A federal judge in Los Angeles yesterday issued a temporary restraining order that seemingly clears the way for the Sept. 22 Nebraska-UCLA and Nov. 24 Notre Dame-Southern Cal football games to be televised nationally on CBS. But it was not immediately clear whether the games will be shown.
Nebraska and Notre Dame are both members of the College Football Association, which has contracts with ABC and ESPN that forbid members' games from being shown on another network. UCLA and USC are members of the Pacific-10 Conference, which along with the Big Ten signed contracts with CBS.
Since UCLA and USC are the host teams in the games, CBS scheduled them. But both Nebraska and Notre Dame declined to consent to the telecasts and were sued, along with ABC, ESPN and the CFA, by UCLA, USC, the Pac-10 and the Big Ten, which alleged antitrust violations. This summer, a Supreme Court ruling on similar antitrust issues deregulated NCAA control of televising football games.

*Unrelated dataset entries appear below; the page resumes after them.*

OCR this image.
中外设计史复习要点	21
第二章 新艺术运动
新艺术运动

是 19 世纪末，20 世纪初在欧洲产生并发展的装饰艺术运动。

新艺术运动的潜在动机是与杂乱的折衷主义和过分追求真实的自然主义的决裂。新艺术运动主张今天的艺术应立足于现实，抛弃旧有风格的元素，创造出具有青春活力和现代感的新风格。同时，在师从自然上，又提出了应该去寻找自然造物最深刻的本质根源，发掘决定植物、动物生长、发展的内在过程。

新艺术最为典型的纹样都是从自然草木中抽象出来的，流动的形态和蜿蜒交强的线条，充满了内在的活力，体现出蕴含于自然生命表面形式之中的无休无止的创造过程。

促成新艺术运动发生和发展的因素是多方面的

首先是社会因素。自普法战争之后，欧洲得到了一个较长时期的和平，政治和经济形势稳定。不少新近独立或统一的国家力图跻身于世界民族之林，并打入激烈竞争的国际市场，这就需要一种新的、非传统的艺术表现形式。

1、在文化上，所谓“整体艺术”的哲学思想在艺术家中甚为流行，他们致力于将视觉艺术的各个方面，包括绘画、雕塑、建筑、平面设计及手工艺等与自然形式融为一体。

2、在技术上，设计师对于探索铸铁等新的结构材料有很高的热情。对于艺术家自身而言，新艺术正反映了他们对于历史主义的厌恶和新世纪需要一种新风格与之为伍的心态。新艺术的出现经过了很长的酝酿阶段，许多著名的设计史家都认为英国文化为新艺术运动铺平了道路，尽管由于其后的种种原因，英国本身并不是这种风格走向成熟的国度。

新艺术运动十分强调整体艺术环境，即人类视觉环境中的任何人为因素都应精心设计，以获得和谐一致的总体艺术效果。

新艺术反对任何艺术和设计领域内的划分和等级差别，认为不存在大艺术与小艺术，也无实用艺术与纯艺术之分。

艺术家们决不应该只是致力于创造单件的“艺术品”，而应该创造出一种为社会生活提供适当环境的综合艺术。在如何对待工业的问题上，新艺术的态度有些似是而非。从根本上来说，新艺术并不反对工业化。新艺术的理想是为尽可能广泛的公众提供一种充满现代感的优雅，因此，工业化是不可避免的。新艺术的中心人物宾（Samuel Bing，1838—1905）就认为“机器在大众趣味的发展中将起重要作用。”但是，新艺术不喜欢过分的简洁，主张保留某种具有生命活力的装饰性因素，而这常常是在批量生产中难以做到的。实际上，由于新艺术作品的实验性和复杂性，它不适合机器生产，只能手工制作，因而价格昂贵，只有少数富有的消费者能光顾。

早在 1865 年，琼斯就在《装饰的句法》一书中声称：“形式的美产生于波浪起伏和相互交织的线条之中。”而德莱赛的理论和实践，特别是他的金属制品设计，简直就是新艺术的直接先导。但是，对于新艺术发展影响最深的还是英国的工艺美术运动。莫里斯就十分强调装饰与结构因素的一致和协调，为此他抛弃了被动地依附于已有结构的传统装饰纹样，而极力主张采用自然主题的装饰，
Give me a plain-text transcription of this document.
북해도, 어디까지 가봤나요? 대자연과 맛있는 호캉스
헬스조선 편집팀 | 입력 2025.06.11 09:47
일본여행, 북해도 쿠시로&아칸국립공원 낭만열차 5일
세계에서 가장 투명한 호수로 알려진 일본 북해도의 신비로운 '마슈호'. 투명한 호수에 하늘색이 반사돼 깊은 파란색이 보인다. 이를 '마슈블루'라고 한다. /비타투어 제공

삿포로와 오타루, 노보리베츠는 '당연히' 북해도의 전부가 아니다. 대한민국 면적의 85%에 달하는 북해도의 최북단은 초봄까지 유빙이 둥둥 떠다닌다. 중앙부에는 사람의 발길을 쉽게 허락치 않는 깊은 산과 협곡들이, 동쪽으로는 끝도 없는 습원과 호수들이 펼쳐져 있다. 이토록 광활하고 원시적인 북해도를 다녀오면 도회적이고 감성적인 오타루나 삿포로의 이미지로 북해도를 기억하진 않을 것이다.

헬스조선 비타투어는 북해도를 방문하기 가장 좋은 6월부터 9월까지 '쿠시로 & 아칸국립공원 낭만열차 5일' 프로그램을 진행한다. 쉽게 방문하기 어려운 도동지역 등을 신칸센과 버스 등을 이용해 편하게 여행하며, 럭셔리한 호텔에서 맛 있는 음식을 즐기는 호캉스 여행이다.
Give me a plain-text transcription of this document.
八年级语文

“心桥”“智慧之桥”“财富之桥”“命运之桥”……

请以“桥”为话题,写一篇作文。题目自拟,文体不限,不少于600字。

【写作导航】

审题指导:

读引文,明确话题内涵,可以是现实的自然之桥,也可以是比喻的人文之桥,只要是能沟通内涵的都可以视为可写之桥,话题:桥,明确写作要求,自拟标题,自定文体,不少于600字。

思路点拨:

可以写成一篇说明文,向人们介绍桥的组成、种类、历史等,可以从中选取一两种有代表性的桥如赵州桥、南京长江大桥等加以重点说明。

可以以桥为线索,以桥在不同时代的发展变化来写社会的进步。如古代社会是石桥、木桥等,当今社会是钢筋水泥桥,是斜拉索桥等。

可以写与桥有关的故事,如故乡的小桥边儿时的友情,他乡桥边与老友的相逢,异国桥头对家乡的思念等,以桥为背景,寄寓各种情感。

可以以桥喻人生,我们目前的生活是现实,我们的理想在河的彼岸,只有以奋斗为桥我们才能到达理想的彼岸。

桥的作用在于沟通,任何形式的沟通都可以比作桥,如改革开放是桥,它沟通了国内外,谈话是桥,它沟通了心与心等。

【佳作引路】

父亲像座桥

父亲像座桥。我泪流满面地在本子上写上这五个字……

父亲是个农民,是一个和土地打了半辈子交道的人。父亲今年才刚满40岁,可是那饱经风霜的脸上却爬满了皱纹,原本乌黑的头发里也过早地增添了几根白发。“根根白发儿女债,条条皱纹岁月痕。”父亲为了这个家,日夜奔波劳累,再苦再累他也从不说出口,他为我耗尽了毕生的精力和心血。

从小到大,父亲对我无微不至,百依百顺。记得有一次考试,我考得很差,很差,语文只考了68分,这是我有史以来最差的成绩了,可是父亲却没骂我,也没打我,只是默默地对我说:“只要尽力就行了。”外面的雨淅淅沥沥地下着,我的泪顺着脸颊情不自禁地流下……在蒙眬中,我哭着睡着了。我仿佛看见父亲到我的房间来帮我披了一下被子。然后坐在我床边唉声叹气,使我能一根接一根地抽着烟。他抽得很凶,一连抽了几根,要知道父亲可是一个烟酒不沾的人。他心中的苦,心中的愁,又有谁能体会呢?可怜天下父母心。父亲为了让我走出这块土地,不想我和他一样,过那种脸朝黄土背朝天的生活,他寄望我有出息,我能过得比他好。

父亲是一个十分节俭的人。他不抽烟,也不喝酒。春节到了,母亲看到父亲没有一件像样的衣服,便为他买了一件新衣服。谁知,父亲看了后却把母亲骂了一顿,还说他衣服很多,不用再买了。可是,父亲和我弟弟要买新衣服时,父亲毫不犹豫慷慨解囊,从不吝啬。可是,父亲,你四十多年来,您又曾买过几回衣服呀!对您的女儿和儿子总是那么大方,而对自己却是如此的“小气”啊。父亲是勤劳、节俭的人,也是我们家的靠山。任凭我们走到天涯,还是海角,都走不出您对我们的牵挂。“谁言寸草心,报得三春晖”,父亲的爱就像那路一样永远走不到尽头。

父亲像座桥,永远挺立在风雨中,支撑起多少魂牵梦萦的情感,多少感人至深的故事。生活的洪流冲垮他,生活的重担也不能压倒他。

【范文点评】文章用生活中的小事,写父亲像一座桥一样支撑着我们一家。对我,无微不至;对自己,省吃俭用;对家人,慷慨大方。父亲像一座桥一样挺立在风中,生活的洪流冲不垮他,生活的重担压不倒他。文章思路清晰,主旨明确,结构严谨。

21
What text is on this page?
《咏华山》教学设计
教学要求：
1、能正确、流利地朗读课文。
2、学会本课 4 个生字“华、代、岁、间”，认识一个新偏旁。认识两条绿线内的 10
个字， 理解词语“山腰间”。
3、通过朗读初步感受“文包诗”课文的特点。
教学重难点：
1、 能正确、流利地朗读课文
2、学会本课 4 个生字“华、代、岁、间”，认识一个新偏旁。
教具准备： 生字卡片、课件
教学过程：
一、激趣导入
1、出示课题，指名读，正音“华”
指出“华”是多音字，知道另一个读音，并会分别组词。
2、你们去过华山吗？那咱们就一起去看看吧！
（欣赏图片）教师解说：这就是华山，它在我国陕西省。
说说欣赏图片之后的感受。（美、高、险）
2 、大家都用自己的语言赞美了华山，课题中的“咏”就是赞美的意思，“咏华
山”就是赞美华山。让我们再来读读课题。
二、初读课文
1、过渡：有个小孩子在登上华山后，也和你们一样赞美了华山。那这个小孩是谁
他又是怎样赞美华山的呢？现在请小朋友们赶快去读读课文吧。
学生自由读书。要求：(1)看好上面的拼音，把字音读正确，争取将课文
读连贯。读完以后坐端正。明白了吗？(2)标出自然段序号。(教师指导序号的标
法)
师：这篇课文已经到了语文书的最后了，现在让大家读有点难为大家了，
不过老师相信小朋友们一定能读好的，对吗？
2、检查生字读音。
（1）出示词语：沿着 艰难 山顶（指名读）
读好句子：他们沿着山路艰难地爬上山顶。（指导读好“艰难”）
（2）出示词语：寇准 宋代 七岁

In granting the preliminary injunction, Judge Richard Gadbois ruled that the hardships would be greater on the plaintiffs than the defendants. "He has not ordered them to consent," said Steve Wilson, an attorney for the plaintiffs. "He is just saying that they cannot cite those agreements (CFA contracts with ABC and ESPN) as a reason not to consent."
Spokesmen for Nebraska and Notre Dame said the universities' lawyers would have to review the ruling before deciding whether to consent. "It's not certain (we will consent)," said Roger Valdiserri, an assistant athletic director at Notre Dame. "It's not that easy of a decision . . . We are a member of a group and we have to consider the members of the group."